The only reason that the liquid and atmosphere cause pressure at all is gravity. Gravity also makes liquid flow downhill; this is not a factor of pressure but rather the transfer of gravitational potential to kinetic energy. When the liquid is flowing uphill – as in the part of the siphon before the 'hump' – its gravitational potential is increasing: gravity is working against the flow of the liquid in this section.
The force driving the liquid up into the 'hump' is a static pressure force exerted on the liquid in the bottom of the tube by the sum of the liquid pressure and the atmospheric pressure above it. This force encourages the liquid up the tube. Because of gravity, the weight of the liquid within the first stage of the tube is also exerting a downward pressure force; this force works against the other force. The difference in force which enables the liquid to flow over the hump is caused by atmospheric pressure.
The liquid is denser than the atmosphere, so exerts a greater static pressure for a given volume (or height, if you will). Once the liquid is over the hump, it does indeed fall due to gravity, rather than the atmospheric pressure. But the flow is maintained because the static pressure at the bottom of the siphon is higher than the static pressure in the receptacle; while the atmospheric pressure may be slightly higher at the lower altitude, the liquid pressure is higher still, as the liquid is denser than air.
The problem is that, in the absence of any atmospheric pressure, the liquid simply cannot get over the hump. Without atmospheric pressure, there is no force to drive the liquid against the force of gravity. And if you are thinking 'suction'... well, suction is pressure difference, and there can never be less pressure than zero, so it wouldn't exist in a vacuum.
(*Aside* There are other things going on too, of course; I notice that some have cited surface tension, by which I assume they mean the bonding between the liquid molecules; surface tension only happens at a surface, and there isn't one inside a siphon. But liquid bonding forces are weak compared with pressure forces; that's what makes liquids liquids. Dynamic pressure, too, undoubtedly plays a part, particularly in the downward portion of the tube, but I'll leave discussion of that to fluid dynamicists.)
So the siphon – that part of the mechanism that gets the liquid over the edge of the reservoir, rather than the part which delivers it into the bucket – is, arguably, driven by atmospheric pressure.

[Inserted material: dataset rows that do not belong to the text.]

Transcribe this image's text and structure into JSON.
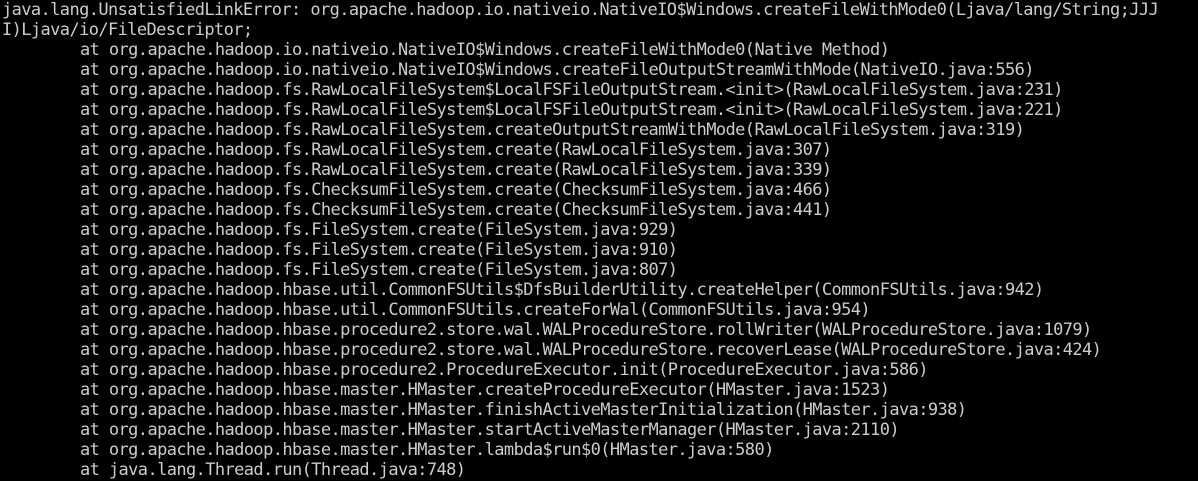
{
  "console": {
    "background_color": "#000000",
    "text_color": "#cccccc",
    "error_line_1": "java.lang.UnsatisfiedLinkError: org.apache.hadoop.io.nativeio.NativeIO$Windows.createFileWithMode0(Ljava/lang/String;JJJ",
    "error_line_2": "I)Ljava/io/FileDescriptor;",
    "frames": [
      "at org.apache.hadoop.io.nativeio.NativeIO$Windows.createFileWithMode0(Native Method)",
      "at org.apache.hadoop.io.nativeio.NativeIO$Windows.createFileOutputStreamWithMode(NativeIO.java:556)",
      "at org.apache.hadoop.fs.RawLocalFileSystem$LocalFSFileOutputStream.<init>(RawLocalFileSystem.java:231)",
      "at org.apache.hadoop.fs.RawLocalFileSystem$LocalFSFileOutputStream.<init>(RawLocalFileSystem.java:221)",
      "at org.apache.hadoop.fs.RawLocalFileSystem.createOutputStreamWithMode(RawLocalFileSystem.java:319)",
      "at org.apache.hadoop.fs.RawLocalFileSystem.create(RawLocalFileSystem.java:307)",
      "at org.apache.hadoop.fs.RawLocalFileSystem.create(RawLocalFileSystem.java:339)",
      "at org.apache.hadoop.fs.ChecksumFileSystem.create(ChecksumFileSystem.java:466)",
      "at org.apache.hadoop.fs.ChecksumFileSystem.create(ChecksumFileSystem.java:441)",
      "at org.apache.hadoop.fs.FileSystem.create(FileSystem.java:929)",
      "at org.apache.hadoop.fs.FileSystem.create(FileSystem.java:910)",
      "at org.apache.hadoop.fs.FileSystem.create(FileSystem.java:807)",
      "at org.apache.hadoop.hbase.util.CommonFSUtils$DfsBuilderUtility.createHelper(CommonFSUtils.java:942)",
      "at org.apache.hadoop.hbase.util.CommonFSUtils.createForWal(CommonFSUtils.java:954)",
      "at org.apache.hadoop.hbase.procedure2.store.wal.WALProcedureStore.rollWriter(WALProcedureStore.java:1079)",
      "at org.apache.hadoop.hbase.procedure2.store.wal.WALProcedureStore.recoverLease(WALProcedureStore.java:424)",
      "at org.apache.hadoop.hbase.procedure2.ProcedureExecutor.init(ProcedureExecutor.java:586)",
      "at org.apache.hadoop.hbase.master.HMaster.createProcedureExecutor(HMaster.java:1523)",
      "at org.apache.hadoop.hbase.master.HMaster.finishActiveMasterInitialization(HMaster.java:938)",
      "at org.apache.hadoop.hbase.master.HMaster.startActiveMasterManager(HMaster.java:2110)",
      "at org.apache.hadoop.hbase.master.HMaster.lambda$run$0(HMaster.java:580)",
      "at java.lang.Thread.run(Thread.java:748)"
    ]
  }
}
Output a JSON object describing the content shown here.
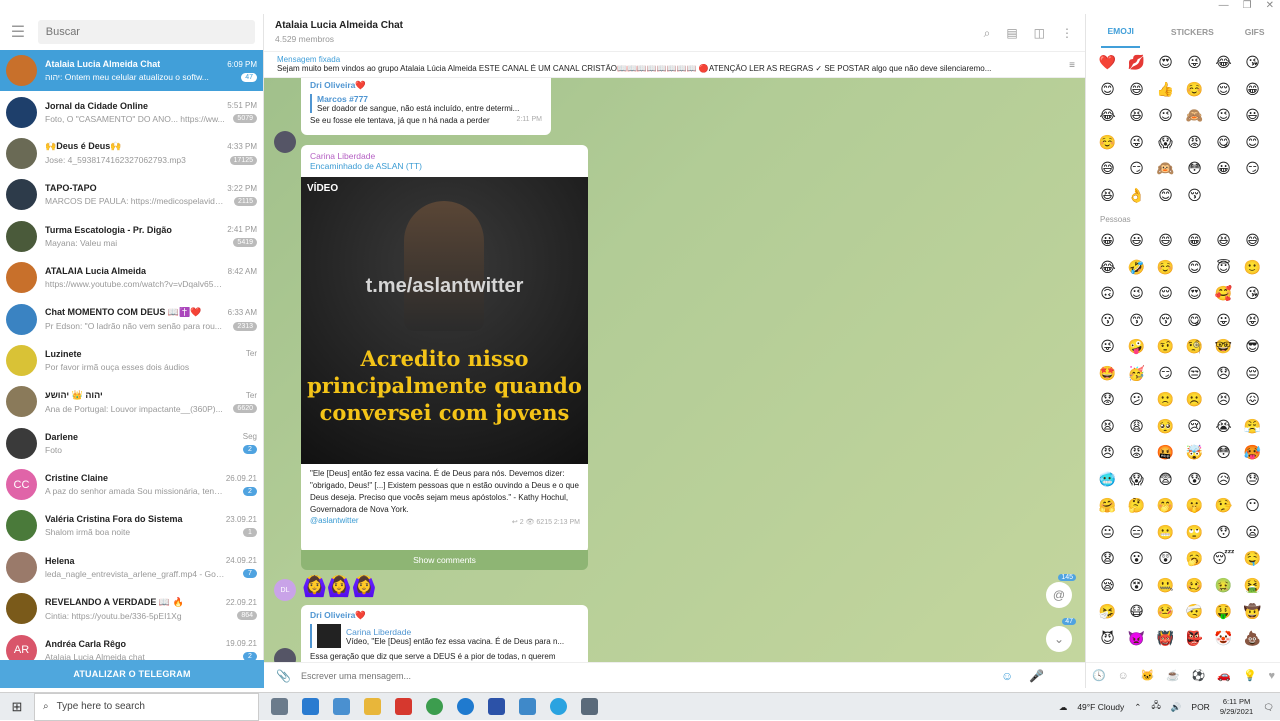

I accept that you need gravity for a siphon to work. (Though I should point out the obvious here – the whole concept of a siphon is meaningless in zero gravity: which way is up?) But I will strenuously argue that it won't work in a vacuum, which means that atmospheric pressure is an essential element in the process.
In short, asserting that a siphon isn't driven by atmospheric pressure is more wrong than asserting that it is.